The study will be known as the HIV Open-label Prevention Extension (HOPE) or MTN-025 study.

Two previous studies—one called the ASPIRE trial; the other is the ongoing IPM 027 trial—found that the dapivirine ring was modestly successful at preventing HIV among a group of sub-Saharan African women. Those finding were presented at the Conference of Retroviruses and Opportunistic Infections (CROI) last month.

The ASPIRE trial found that the ring cut risk of HIV by 61 percent among women ages 25 and older but provided no statistically significant protection among women younger than 25.

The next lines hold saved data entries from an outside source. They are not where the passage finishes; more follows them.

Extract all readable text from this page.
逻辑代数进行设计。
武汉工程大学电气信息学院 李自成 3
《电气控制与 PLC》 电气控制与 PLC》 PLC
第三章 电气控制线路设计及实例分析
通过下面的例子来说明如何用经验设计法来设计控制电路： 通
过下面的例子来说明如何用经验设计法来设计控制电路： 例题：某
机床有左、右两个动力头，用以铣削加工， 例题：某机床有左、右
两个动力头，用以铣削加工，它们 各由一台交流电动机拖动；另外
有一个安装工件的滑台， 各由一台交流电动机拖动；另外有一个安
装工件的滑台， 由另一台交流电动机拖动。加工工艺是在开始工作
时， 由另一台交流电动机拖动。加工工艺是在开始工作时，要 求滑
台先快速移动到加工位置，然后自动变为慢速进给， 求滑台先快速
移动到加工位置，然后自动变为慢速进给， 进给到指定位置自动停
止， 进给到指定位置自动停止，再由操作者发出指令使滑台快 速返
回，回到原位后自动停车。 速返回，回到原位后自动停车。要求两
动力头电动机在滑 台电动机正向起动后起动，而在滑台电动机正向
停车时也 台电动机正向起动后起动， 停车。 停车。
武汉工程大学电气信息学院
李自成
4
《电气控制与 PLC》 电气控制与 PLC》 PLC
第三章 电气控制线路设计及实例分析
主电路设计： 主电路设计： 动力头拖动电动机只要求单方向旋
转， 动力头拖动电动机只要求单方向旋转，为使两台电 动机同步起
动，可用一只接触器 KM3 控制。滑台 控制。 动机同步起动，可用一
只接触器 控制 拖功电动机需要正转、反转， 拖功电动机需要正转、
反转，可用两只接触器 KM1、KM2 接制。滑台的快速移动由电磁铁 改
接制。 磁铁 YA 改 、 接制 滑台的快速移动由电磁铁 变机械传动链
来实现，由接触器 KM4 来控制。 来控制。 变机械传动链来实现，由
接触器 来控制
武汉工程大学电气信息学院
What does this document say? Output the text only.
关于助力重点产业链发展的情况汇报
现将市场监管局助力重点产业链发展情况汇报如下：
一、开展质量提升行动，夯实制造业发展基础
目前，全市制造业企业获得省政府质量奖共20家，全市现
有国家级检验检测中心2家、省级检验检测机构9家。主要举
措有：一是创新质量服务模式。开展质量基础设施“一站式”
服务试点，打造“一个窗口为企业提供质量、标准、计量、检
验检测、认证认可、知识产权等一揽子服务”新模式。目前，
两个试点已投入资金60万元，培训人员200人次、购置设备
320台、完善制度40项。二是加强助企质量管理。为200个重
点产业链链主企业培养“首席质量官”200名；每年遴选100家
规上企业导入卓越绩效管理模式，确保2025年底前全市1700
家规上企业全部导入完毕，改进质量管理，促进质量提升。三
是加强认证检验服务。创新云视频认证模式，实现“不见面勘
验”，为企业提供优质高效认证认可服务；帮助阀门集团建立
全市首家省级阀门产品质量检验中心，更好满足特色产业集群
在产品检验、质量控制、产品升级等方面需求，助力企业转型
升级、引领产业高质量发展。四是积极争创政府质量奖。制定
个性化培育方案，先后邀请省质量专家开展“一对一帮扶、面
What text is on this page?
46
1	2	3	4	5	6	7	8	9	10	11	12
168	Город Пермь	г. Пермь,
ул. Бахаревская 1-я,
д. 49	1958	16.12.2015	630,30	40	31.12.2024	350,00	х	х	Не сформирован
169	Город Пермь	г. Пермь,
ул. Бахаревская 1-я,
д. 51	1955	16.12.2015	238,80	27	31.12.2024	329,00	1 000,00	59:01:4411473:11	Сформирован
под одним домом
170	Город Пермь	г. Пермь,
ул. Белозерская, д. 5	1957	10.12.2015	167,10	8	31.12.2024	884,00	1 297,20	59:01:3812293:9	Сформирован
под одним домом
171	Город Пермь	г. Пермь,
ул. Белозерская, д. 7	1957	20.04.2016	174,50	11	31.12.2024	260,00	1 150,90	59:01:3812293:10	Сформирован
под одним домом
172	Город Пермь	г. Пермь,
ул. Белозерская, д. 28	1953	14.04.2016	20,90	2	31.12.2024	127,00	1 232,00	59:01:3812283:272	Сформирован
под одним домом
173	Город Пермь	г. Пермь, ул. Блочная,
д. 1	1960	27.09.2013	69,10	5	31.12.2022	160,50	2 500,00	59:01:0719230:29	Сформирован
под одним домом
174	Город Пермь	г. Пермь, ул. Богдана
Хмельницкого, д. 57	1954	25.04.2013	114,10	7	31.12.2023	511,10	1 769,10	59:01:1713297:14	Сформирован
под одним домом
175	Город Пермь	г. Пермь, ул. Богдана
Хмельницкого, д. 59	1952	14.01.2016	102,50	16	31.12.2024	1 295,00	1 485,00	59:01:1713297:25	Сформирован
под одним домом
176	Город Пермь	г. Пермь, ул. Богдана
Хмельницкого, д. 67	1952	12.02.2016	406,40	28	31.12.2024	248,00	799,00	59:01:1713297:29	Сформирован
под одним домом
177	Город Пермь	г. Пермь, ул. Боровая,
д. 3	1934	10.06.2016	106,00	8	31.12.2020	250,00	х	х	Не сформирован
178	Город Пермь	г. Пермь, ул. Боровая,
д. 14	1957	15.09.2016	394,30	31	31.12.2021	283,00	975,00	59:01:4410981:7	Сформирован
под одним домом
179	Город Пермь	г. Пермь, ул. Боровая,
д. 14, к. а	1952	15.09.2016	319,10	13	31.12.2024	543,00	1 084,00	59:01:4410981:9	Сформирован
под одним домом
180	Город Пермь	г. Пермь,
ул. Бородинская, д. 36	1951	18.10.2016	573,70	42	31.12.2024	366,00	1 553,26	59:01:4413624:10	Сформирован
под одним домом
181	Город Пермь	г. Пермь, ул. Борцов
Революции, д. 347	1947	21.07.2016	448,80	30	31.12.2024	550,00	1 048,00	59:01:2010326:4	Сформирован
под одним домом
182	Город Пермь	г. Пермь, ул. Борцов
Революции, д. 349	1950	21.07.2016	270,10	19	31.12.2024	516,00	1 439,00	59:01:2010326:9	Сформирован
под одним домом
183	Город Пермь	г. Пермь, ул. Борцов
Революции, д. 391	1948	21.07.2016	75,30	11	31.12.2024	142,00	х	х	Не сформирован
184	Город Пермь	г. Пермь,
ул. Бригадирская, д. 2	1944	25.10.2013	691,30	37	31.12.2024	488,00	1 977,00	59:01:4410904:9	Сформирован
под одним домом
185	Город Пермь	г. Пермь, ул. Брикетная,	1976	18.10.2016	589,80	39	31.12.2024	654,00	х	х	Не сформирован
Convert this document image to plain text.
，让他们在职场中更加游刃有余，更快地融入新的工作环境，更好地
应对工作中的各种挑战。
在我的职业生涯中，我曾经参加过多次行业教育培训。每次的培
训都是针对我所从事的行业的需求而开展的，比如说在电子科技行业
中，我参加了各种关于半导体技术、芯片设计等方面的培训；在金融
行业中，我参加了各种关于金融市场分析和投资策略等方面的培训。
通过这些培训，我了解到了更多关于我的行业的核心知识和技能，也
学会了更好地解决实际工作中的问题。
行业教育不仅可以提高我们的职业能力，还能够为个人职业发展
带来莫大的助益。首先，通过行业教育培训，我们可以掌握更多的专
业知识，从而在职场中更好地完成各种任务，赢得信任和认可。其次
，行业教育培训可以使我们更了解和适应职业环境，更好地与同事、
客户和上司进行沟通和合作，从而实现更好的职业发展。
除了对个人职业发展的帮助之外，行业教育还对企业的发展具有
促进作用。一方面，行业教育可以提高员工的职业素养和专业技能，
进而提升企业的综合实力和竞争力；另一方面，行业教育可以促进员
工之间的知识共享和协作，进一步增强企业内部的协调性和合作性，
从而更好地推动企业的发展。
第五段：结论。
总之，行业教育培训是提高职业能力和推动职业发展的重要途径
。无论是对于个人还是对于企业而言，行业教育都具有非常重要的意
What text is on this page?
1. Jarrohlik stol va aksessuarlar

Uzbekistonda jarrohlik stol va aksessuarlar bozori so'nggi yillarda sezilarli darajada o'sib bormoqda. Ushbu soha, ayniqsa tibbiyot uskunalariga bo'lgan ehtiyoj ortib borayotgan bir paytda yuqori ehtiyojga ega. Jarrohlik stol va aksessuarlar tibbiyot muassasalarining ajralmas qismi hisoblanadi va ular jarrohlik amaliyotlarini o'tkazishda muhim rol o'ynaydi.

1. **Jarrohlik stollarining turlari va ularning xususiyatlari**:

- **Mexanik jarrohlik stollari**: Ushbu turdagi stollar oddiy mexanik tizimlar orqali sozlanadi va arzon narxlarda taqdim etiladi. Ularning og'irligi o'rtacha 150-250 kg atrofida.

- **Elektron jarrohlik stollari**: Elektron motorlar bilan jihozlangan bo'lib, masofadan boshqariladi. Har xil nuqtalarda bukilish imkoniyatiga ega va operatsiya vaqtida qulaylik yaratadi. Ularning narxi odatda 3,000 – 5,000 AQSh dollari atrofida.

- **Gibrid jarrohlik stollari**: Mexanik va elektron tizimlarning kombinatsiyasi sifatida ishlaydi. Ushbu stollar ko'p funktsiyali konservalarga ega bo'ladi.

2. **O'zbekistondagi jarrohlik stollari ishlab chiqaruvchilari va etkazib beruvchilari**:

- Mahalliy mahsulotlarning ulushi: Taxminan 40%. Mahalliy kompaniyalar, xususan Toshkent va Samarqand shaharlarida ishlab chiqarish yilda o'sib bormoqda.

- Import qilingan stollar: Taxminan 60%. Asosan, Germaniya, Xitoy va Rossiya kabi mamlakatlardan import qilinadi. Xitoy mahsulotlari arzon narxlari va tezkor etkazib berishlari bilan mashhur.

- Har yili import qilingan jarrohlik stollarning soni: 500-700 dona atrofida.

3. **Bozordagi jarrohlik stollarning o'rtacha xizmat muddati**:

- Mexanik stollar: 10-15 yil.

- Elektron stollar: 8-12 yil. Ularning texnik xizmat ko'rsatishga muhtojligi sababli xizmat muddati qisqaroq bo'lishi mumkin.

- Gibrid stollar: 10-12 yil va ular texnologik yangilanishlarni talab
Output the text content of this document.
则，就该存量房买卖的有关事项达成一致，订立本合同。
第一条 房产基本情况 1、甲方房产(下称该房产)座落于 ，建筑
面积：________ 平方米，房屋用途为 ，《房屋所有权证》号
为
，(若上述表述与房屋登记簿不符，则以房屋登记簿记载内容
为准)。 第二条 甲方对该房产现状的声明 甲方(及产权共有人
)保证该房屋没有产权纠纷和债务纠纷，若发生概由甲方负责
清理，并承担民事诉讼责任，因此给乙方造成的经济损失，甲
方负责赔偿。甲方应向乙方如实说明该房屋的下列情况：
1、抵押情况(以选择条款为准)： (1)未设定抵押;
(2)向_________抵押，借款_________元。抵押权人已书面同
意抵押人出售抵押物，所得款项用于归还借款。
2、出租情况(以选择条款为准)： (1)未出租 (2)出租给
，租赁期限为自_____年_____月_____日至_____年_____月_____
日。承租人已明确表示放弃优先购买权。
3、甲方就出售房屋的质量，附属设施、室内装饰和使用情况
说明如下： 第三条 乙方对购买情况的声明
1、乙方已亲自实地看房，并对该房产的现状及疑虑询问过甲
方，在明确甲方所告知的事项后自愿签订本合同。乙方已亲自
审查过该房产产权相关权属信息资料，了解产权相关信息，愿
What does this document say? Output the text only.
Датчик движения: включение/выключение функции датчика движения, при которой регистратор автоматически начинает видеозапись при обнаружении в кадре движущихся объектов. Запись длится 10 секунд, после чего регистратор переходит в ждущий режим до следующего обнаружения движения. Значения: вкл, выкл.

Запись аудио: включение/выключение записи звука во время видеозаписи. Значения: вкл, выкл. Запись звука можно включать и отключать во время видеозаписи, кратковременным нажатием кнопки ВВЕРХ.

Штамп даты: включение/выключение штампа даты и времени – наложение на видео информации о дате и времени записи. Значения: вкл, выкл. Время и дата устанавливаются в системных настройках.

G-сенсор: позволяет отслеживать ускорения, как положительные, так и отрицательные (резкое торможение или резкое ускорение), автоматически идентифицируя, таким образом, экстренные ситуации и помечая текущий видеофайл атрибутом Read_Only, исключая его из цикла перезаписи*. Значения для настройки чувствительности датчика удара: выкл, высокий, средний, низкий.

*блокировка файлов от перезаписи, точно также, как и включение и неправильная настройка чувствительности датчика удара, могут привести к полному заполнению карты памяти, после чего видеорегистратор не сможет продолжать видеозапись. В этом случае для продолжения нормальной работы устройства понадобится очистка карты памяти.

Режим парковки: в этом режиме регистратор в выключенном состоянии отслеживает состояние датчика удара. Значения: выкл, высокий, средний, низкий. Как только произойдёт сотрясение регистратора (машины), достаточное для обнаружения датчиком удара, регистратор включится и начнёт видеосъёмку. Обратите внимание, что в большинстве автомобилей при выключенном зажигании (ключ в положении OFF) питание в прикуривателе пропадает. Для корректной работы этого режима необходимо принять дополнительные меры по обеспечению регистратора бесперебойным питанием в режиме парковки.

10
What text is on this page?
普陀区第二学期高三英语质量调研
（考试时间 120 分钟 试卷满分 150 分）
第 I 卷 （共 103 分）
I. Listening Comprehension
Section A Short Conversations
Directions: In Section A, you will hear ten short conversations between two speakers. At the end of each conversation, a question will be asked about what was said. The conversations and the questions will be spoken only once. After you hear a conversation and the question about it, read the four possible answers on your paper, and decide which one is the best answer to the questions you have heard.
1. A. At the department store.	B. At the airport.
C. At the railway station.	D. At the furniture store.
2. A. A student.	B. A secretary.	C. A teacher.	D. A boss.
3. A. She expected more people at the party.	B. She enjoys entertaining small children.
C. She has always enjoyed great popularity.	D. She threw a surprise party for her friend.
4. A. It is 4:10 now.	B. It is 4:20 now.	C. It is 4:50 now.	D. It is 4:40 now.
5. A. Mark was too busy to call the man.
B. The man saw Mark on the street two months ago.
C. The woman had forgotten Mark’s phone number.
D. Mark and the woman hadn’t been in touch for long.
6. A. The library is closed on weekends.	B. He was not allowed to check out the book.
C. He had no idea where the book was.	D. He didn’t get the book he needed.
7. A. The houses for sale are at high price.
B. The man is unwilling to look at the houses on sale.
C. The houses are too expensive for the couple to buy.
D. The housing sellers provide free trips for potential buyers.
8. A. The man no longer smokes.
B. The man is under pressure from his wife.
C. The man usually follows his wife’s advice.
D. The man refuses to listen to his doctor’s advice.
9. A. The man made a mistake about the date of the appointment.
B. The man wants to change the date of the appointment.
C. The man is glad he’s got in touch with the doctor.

“Although the data show only partial efficacy for the dapivirine ring,” writes the NIAID, “this signal is a welcome development given the rate of infection for women in sub-Saharan Africa. The dapivirine ring merits additional study to begin to answer the scientific questions that remain, and to see if this experimental product can offer increased protection against HIV in an open-label setting in which all participants are invited to use the dapivirine ring.”

NIAID is funding research into nine other long-acting HIV prevention methods, including injectables and implants.